TWO thirds of the beds in Pershore Cottage Hospital are being blocked by elderly people waiting for nursing home places to be funded by Worcestershire Health Authority and Social Services.
Dr Glenn Ralphs of Abbotswood Medical Centre said 11 or 12 of the 18 beds at Pershore are filled with people who need to move into more suitable care but there is no money available to pay for them.
He said: "This causes major problems because the cottage hospital is at the forefront of the community care strategy. It doesn't help Worcester Royal Infirmary because they can't move people post operatively to Pershore so it all backs up.
"I can't see a short-term answer to the problem. It all comes down to money and no one has any. More patients end up being funded by social services than the health authority but neither of them have any money and I am not sure where they are going to get any from. We keep being promised it but it just seems to get swallowed up."
The situation at Pershore is revealed a week after Harold Musgrove, Worcestershire Acute Hospitals NHS Trust chairman, which runs Ronkswood, the Alexandra and Kidderminster hospitals, called on social services to take immediate action after it was revealed there are 33 bedblockers in acute hospitals.
Mr Musgrove spoke out after hearing from clinicians that 33 people have been assessed as medically fit to be discharged to more appropriate care, but who are having to remain in acute hospital beds because social services says it cannot afford to move them.

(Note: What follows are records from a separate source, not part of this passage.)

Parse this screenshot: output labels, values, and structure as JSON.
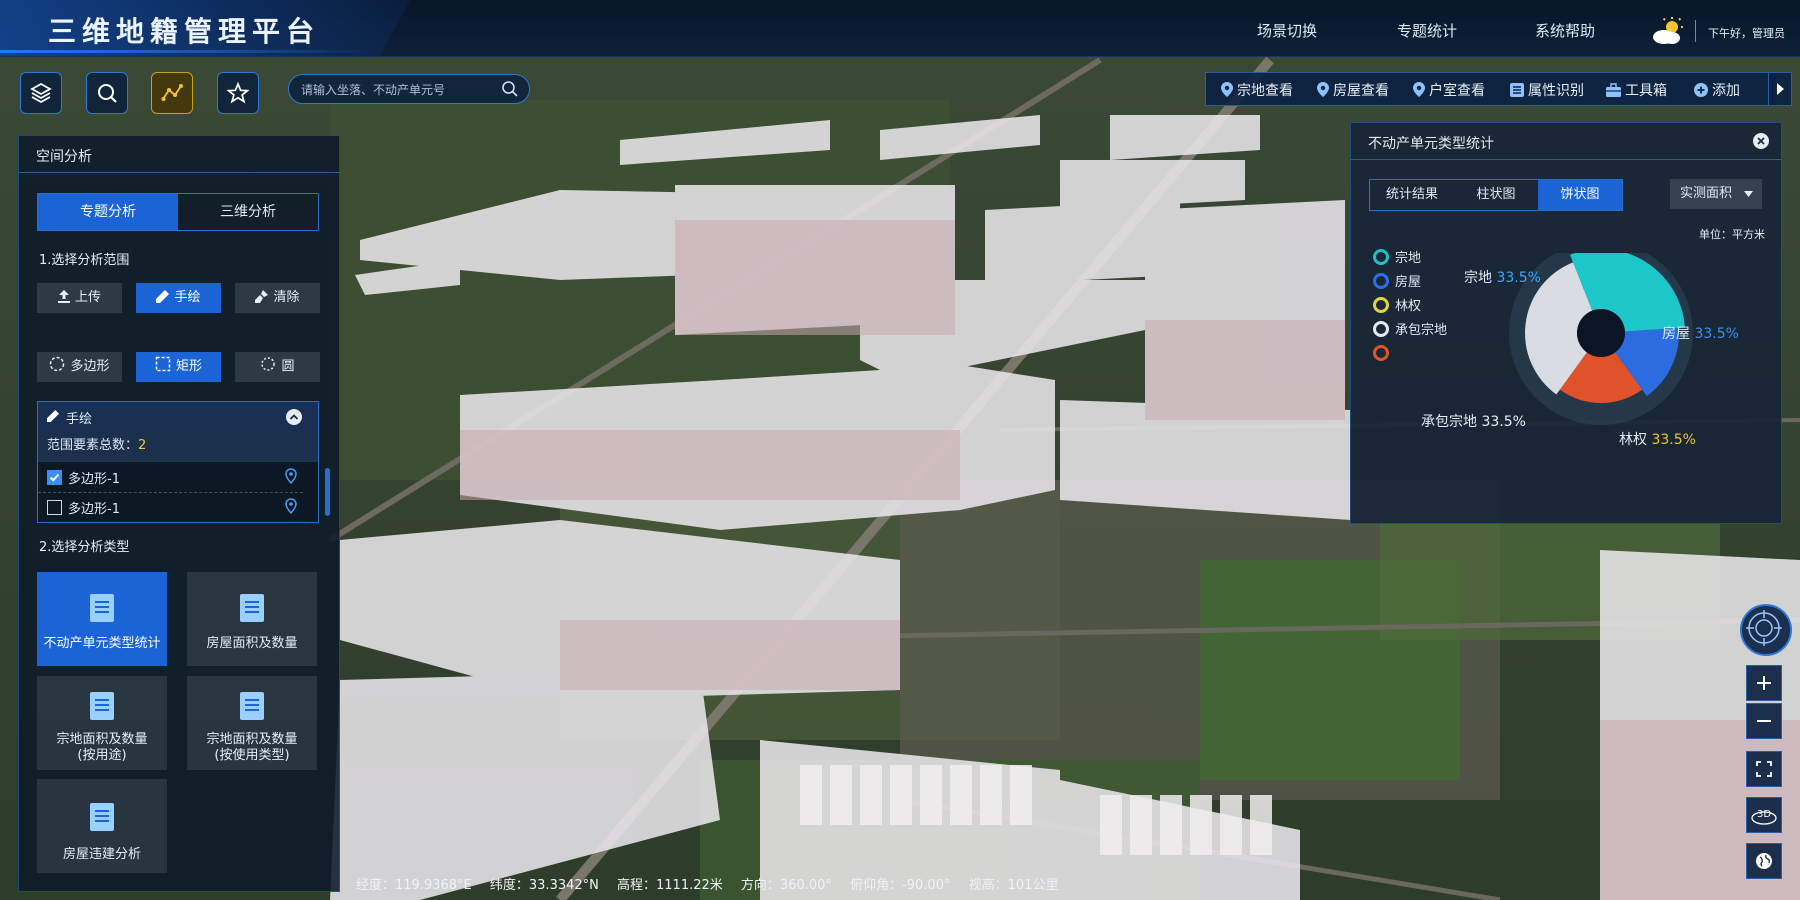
{
  "app": {
    "title": "三维地籍管理平台"
  },
  "header": {
    "nav": [
      "场景切换",
      "专题统计",
      "系统帮助"
    ],
    "greeting": "下午好，管理员"
  },
  "tools": {
    "icons": [
      "layers-icon",
      "search-magnifier-icon",
      "spatial-analysis-icon",
      "star-icon"
    ],
    "active": "spatial-analysis-icon"
  },
  "search": {
    "placeholder": "请输入坐落、不动产单元号"
  },
  "right_toolbar": {
    "items": [
      {
        "label": "宗地查看",
        "icon": "location-pin-icon"
      },
      {
        "label": "房屋查看",
        "icon": "location-pin-icon"
      },
      {
        "label": "户室查看",
        "icon": "location-pin-icon"
      },
      {
        "label": "属性识别",
        "icon": "list-icon"
      },
      {
        "label": "工具箱",
        "icon": "toolbox-icon"
      },
      {
        "label": "添加",
        "icon": "plus-circle-icon"
      }
    ]
  },
  "left_panel": {
    "title": "空间分析",
    "tabs": [
      "专题分析",
      "三维分析"
    ],
    "active_tab": "专题分析",
    "step1_label": "1.选择分析范围",
    "range_buttons": [
      "上传",
      "手绘",
      "清除"
    ],
    "range_active": "手绘",
    "shape_buttons": [
      "多边形",
      "矩形",
      "圆"
    ],
    "shape_active": "矩形",
    "draw_box": {
      "title": "手绘",
      "count_label": "范围要素总数：",
      "count_value": "2",
      "items": [
        {
          "label": "多边形-1",
          "checked": true
        },
        {
          "label": "多边形-1",
          "checked": false
        }
      ]
    },
    "step2_label": "2.选择分析类型",
    "analysis_types": [
      {
        "line1": "不动产单元类型统计",
        "line2": "",
        "active": true
      },
      {
        "line1": "房屋面积及数量",
        "line2": "",
        "active": false
      },
      {
        "line1": "宗地面积及数量",
        "line2": "(按用途)",
        "active": false
      },
      {
        "line1": "宗地面积及数量",
        "line2": "(按使用类型)",
        "active": false
      },
      {
        "line1": "房屋违建分析",
        "line2": "",
        "active": false
      }
    ]
  },
  "stats_panel": {
    "title": "不动产单元类型统计",
    "tabs": [
      "统计结果",
      "柱状图",
      "饼状图"
    ],
    "active_tab": "饼状图",
    "select_value": "实测面积",
    "unit": "单位：平方米",
    "legend": [
      "宗地",
      "房屋",
      "林权",
      "承包宗地",
      ""
    ]
  },
  "chart_data": {
    "type": "pie",
    "categories": [
      "宗地",
      "房屋",
      "林权",
      "承包宗地"
    ],
    "values": [
      33.5,
      33.5,
      33.5,
      33.5
    ],
    "value_labels": [
      "33.5%",
      "33.5%",
      "33.5%",
      "33.5%"
    ],
    "visual_shares": [
      0.3,
      0.16,
      0.2,
      0.34
    ],
    "colors": [
      "#1dc7c9",
      "#2d6be0",
      "#e0532a",
      "#d9dde3"
    ],
    "legend_colors": [
      "#1fc1c9",
      "#2f6ee8",
      "#e3d33a",
      "#e6e9ee",
      "#e0532a"
    ],
    "label_colors": [
      "#3ba7ff",
      "#3b8ff2",
      "#f2c531",
      "#e6eef8"
    ]
  },
  "map_controls": [
    "compass-icon",
    "zoom-in-icon",
    "zoom-out-icon",
    "fullscreen-icon",
    "3d-toggle-icon",
    "globe-icon"
  ],
  "status": {
    "lon": "经度：119.9368°E",
    "lat": "纬度：33.3342°N",
    "elev": "高程：1111.22米",
    "heading": "方向：360.00°",
    "pitch": "俯仰角：-90.00°",
    "view": "视高：101公里"
  }
}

He said: "If we had those 33 beds available last Wednesday evening, we would have been able to prevent patients waiting an unnecessary length of time in the accident and emergency department because a bed was not immediately available."
Worcestershire County Council has been allocated extra cash to ease this pressure and is currently considering allocating £1 million from reserves to ensure elderly people can be moved more quickly.

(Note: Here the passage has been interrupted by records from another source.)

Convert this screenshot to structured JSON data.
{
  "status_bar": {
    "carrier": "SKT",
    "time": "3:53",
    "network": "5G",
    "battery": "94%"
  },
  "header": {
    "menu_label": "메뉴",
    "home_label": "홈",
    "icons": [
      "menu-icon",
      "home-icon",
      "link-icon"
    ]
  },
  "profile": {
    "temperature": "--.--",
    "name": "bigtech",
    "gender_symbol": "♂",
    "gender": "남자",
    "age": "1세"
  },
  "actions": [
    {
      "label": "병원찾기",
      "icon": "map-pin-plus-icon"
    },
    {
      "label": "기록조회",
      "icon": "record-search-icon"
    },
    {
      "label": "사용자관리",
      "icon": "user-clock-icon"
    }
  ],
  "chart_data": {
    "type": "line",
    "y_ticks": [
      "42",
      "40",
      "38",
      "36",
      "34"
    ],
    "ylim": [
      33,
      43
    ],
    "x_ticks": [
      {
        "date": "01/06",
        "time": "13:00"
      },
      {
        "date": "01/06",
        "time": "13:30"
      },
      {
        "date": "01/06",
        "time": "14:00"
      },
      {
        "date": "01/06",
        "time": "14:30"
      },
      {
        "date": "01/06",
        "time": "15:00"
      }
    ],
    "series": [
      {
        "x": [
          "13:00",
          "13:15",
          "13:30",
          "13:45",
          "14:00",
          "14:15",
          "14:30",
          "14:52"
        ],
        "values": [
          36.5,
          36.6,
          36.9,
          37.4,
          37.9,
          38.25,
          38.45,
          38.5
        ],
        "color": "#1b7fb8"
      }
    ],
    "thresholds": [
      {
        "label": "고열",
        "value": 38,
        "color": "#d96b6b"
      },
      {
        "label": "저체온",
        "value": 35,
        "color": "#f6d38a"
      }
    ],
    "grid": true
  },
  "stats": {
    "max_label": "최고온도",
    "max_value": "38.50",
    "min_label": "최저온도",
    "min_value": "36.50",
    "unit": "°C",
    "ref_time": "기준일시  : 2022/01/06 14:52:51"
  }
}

County council leader Carol Warren said: "I understand the acute services review is placing a lot of pressure on Worcestershire Acute Hospitals NHS Trust and I would like to do what I can to help relieve some of the pressures. However, there is a limit to what I can do.
"I can confirm we are today looking at whether we can increase the number of weekly placements which will go some way to relieving the pressure on acute beds.